Silent-film actor Raymond Griffith had a similar dilemma to Lina Lamont. He was one of the greatest comedians of the time, but sound ruined his career. Due to a childhood throat injury, he could only talk at a hoarse whisper. After his last and only talkie appearance in the 1930 film All Quiet on the Western Front, Griffith retreated from the spotlight. He continued to work behind the scenes as a production supervisor and associate producer for Twentieth Century Fox. While careers like Griffith’s were on the downswing, sound helped launch the careers of people like the Marx Brothers, Ethel Merman, and others endowed with verbal and singing talent (Faraci). In Singin’ in the Rain, Lina Lamont’s career ends where Kathy Selden’s (Debbie Reynolds) begins. Selden, with her wonderful voice and plentiful experience in the theater, agrees to voice Lamont’s character in ‘The Dueling Cavalier,’ now turned into a musical and renamed ‘The Dancing Cavalier.’ She gives an outstanding performance and saves the movie, which closes to thunderous applause after its premiere; a stark contrast to the preview audience’s response. Lamont embarrasses herself in front of the audience by giving her speech and revealing her true voice to them. Lockwood announces that Selden is the voice that they had heard that night, giving her full credit and ensuring the future of her career. The movie ends with Lockwood and Selden standing in front of a billboard. It reads ‘Singin’ in the Rain,’ featuring Lockwood and Selden as the leading actor and actress. Lockwood, an actor who makes a successful transition to the world of talkies; Selden, an actress whose career begins because of the addition of sound; and Lamont, an actress who shall forever be a silent film star, but nothing more.

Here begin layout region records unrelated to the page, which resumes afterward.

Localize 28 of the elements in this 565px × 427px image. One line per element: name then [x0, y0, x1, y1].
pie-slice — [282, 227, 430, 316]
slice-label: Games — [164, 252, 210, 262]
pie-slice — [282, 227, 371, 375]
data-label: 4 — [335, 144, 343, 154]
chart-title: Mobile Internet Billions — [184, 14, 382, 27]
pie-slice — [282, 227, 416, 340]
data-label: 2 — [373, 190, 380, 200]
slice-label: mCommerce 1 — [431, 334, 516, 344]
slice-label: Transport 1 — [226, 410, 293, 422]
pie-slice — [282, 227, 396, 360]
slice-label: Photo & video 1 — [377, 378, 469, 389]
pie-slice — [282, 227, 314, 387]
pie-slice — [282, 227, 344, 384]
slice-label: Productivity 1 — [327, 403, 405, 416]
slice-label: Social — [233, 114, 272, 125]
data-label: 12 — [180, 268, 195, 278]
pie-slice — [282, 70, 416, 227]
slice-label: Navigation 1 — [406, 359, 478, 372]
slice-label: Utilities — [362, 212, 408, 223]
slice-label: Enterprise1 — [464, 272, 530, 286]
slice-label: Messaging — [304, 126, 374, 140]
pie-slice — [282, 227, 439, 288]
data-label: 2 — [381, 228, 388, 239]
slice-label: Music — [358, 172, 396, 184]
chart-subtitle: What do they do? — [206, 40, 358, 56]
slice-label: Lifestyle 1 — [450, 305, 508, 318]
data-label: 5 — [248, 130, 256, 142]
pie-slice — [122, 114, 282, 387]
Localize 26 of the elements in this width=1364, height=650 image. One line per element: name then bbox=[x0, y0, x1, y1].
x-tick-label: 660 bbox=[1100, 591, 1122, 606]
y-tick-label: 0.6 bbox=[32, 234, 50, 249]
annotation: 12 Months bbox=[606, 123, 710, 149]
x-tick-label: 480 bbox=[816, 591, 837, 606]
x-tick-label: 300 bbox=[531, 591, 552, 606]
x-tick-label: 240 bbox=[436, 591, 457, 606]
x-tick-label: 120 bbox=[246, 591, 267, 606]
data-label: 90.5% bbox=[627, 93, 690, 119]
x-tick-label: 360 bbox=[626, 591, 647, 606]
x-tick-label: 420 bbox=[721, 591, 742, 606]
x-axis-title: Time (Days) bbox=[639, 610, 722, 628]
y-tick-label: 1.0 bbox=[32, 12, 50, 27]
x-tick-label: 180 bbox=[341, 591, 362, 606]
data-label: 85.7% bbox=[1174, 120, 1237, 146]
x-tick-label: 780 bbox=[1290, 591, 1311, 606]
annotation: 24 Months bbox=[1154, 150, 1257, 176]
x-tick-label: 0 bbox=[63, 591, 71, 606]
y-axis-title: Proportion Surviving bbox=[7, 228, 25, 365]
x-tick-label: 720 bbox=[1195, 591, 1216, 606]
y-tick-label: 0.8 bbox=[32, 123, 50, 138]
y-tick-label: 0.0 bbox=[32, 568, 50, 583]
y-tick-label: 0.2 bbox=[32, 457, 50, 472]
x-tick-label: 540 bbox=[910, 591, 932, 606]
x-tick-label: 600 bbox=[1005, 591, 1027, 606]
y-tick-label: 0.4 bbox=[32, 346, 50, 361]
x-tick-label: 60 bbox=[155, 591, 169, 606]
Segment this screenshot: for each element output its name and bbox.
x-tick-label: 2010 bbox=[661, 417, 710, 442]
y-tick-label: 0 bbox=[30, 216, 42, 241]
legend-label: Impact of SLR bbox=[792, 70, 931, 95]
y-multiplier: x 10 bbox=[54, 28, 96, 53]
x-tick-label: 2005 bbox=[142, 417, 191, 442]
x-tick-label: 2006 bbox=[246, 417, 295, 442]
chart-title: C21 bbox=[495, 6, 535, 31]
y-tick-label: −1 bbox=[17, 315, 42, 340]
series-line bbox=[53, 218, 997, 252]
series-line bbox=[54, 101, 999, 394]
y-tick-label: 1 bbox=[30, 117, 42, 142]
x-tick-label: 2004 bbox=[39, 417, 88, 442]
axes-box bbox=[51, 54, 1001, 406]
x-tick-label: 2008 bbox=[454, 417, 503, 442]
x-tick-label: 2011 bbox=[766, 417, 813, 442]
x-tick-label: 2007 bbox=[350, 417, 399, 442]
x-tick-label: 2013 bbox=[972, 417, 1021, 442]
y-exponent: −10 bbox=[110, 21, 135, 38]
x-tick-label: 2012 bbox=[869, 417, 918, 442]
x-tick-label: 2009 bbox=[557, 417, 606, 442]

Singin’ in the Rain tells the story of Hollywood’s transition from silence to sound using the most sound-reliant artform: music. One of the last great Hollywood musicals, Singin’ in the Rain is a classic. While it may romanticize the transition, it details many of the problems that the film industry experienced during this tumultuous time period: the money lost in converting everything to sound and the money gained in creating a new type of film, the technical troubles with recording sound using rudimentary microphones, and the artistic dilemmas over directing actors, writing poor dialogue, and casting for voice as well as acting ability. Sound shook Hollywood to its core, but as Singin’ in the Rain shows, it was for the better. It elevated the motion picture to another level. It enhances the story and speaks to the emotions of the viewer. Without it, who knows where movies would be today.